If greatness depends on legacy, then Portugal’s captain can have the Messi-Ronaldo debate won forever in a week.

After a season in which his Real Madrid finally toppled Lionel Messi’s Barcelona and in a summer where his nemesis had only a friendly stage, against Brazil, on which to perform, Cristiano Ronaldo now has a European Championship semi-final. To make it more perfect, said semifinal is against Spain. With the stage to himself (though Andres Iniesta, Andrea Pirlo or Mesut Ozil might still have their say), Ronaldo has the chance to make this tournament his own and thereby change the terms of the long-running debate between himself and the little Argentine.

Potentially, CR7 is two matches away from doubling the length of the list of players to have won an international tournament on their own: to Maradona, ‘86, add Ronaldo, ’12. If it were to happen, and there are many reasons to doubt it, Ronaldo would - for some - transcend from the comparative to the superlative, from the temporal to the eternal: no longer ‘greater now’, but ‘greatest ever’. And, you sense, he's one of those who sees it that way.

No player is more conscious of his legacy than Ronaldo. Whereas Messi embodies the ‘he’d-play-for-free’ archetype, Ronaldo seems to need the adulation. Against the Czech Republic, in the quarter final, Ronaldo dipped a free-kick wide off Petr Cech’s post and raised four fingers. ‘Four times’, said BBC commentator Jonathan Pearce right on cue, ‘Ronaldo has hit the woodwork in this tournament’. ‘I remember in the last game I hit the post twice, too’, said the Portugal captain after the match: telling us to count, and telling us that he’s counting; I’m watching you watch me.

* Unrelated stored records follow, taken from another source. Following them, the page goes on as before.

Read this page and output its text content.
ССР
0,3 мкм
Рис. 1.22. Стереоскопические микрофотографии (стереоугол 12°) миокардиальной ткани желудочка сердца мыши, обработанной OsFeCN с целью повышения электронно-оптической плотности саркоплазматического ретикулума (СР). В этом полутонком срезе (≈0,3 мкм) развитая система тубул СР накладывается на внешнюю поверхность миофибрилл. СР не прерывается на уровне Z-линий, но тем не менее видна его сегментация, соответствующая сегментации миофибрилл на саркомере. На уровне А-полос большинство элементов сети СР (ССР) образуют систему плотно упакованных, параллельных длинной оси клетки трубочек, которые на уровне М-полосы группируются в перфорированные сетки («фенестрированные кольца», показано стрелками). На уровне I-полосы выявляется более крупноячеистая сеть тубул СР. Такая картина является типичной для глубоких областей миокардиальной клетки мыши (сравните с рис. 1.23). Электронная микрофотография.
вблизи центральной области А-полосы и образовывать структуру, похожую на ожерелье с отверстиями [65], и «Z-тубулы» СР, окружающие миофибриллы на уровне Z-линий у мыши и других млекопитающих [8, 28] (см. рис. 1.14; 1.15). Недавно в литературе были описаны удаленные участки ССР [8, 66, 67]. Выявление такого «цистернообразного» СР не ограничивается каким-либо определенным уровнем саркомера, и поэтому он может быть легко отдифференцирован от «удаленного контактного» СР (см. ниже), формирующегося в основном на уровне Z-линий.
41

Such self-involvement (count the Is) is annoying but it is probably necessary for the type of greatness long craved by Ronaldo, greatness that could, maybe, finally lie within his grasp. Contained within that sentence is the whole difference between Messi and Ronaldo. Whereas the Argentine is simply the perfect product of a collective ideal, Ronaldo is the simple perfection of self. Messi’s ‘we’ vs. Ronaldo’s ‘I’; the iconoclast against the icon.

Which is why this evening’s clash is so perfectly poised. As Graham MacAree wrote here during the week, international football is hard. As an assemblage of individuals from fundamentally different collectives, international sides tend to lack cohesion. Add the lack of time that managers have to assimilate distinct players into a coherent whole and roughly three types of side tend to emerge: the staunchly defensive (Two Banks Of Four/England); the broken (Beauties+Beasts/Holland); the ‘club side’ (Barcelona/Spain, Bayern Munich/Germany or Juventus/Italy).

Of these three, rough, types the latter is the more successful, as the makeup of the quarter finals indicates. This makes sense, given the extent to which the importing of already mutually familiar players mitigates the negative effects of the lack of time. The fourth quarter-finalist, however, is different. Because of Ronaldo, Portugal don’t really conform to any of those types. They are broadly defensive, but also, lacking midfield creativity (and a striker), somewhat broken. Think of Italy, Spain or Germany and you think of a smoothly carouselling midfield (with perhaps Xavi, Pirlo or Schweinsteiger instigating) pivoting calmness and elegance onto a swiftly oscillating forward line. Think of Portugal and you think of Ronaldo.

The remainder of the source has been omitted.